The Corn Palace put on the outdoor Cornstalk Music Jam at the Horseman’s Sports Arena in 2019, which was not held in 2020. Greenway said it’s fair to say they’ll consider outdoor concerts in coming years.
“The good thing is that if it’s raining or there’s a thunderstorm in the morning, it doesn’t affect the parking lot,” he said. “And we have the Corn Palace available if there’s lightning or a rain delay, so to speak. … We’re going to take a good hard look at it.”
Greenway said Sunday’s music lineup, which was held inside the Corn Palace and included Cowboy Church, square dancing and polka music, along with the South Dakota Country Music Hall of Fame show, was appreciated by older festival attendees and between 200 and 300 people for most of the day.
Goldstar had slightly fewer rides in Mitchell this year, Greenway said, in part because the amusement company was hit hard by COVID-19 and had to lay off most of its staff and then subcontracted with other amusement companies, including Woonsocket-based McWhorter Entertainment, to build their carnival.
“They were spread thin because of the rides and the fact that they’re not at full strength and they admitted that,” Greenway said. “It probably had an impact on ridership and on their sales, but given the conditions, they did the best they could and we wanted to have a festival.”

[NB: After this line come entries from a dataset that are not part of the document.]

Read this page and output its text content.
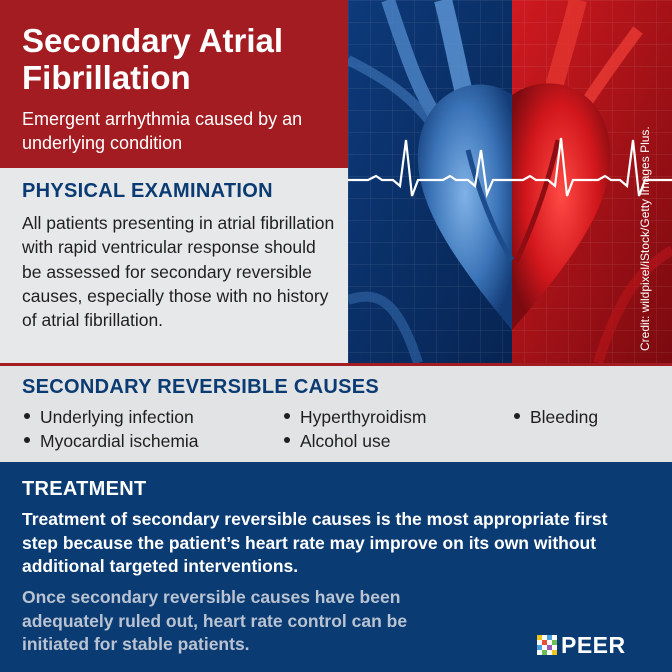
Secondary Atrial Fibrillation

Emergent arrhythmia caused by an underlying condition

PHYSICAL EXAMINATION

All patients presenting in atrial fibrillation with rapid ventricular response should be assessed for secondary reversible causes, especially those with no history of atrial fibrillation.	Credit: wildpixel/iStock/Getty Images Plus.
SECONDARY REVERSIBLE CAUSES
Underlying infection
Myocardial ischemia
Hyperthyroidism
Alcohol use
Bleeding
TREATMENT

Treatment of secondary reversible causes is the most appropriate first step because the patient’s heart rate may improve on its own without additional targeted interventions.

Once secondary reversible causes have been adequately ruled out, heart rate control can be initiated for stable patients.	PEER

Greenway commended the efforts by Goldstar to power-wash the rides every morning and frequently wiping down the rides. City workers sprayed sanitizer and the Corn Palace Plaza daily, and food vendors had sanitizer available prominently as well.
“We talked with our vendors about making a point for that, because we knew that’s what our visitors wanted to see,” he said.

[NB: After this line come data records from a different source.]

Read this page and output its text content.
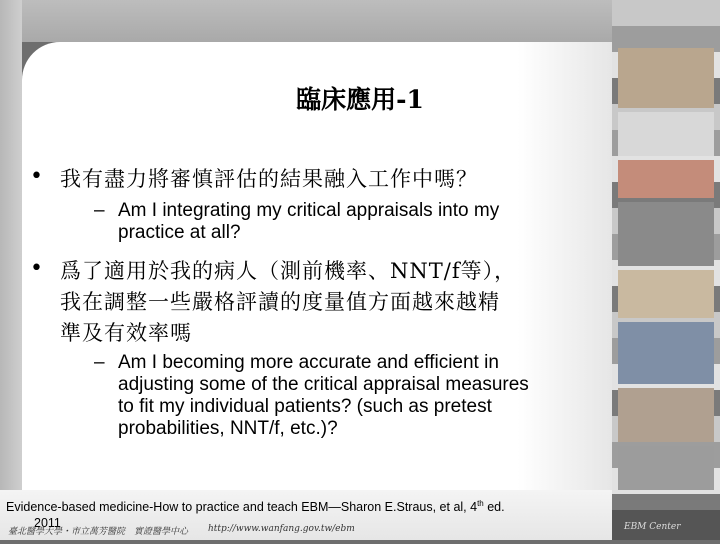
臨床應用-1
• 我有盡力將審慎評估的結果融入工作中嗎？
– Am I integrating my critical appraisals into my
practice at all?
• 爲了適用於我的病人（測前機率、NNT/f等），
我在調整一些嚴格評讀的度量值方面越來越精
準及有效率嗎
– Am I becoming more accurate and efficient in
adjusting some of the critical appraisal measures
to fit my individual patients? (such as pretest
probabilities, NNT/f, etc.)?
Evidence-based medicine-How to practice and teach EBM—Sharon E.Straus, et al, 4th ed.
2011
臺北醫學大學・市立萬芳醫院　實證醫學中心 http://www.wanfang.gov.tw/ebm	EBM Center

This marked the second year that the festival has been positioned further north on Main Street, taking place between Fifth and Ninth Avenues. Everson said he didn’t hear much feedback about the setup this year and said he expects it to stay there going forward, but noted it’s the City Council’s decision.
The 2020 festival also marked the first Greenway has led since taking over the Corn Palace director role in November 2019. He said he was impressed with the support of numerous city of Mitchell departments and divisions that come together to put on the event and clean up when it’s done, ranging from the city’s Public Safety Department and Traffic division, Parks and Recreation department, and Public Works.
“At the end of the festival, we had an army of people coming down and moving signs and power washing tables and picking up litter to get Main Street open again on Monday,” Greenway said. “You really appreciate that.”
“It’s a big event for the city our size,” Everson said. “We love to bring people downtown and we like to showcase what we have to offer. It takes a sizable team to put it together and we like people to know it’s the city of Mitchell putting this on. We’re one big team and we have to work as a team to make it happen.”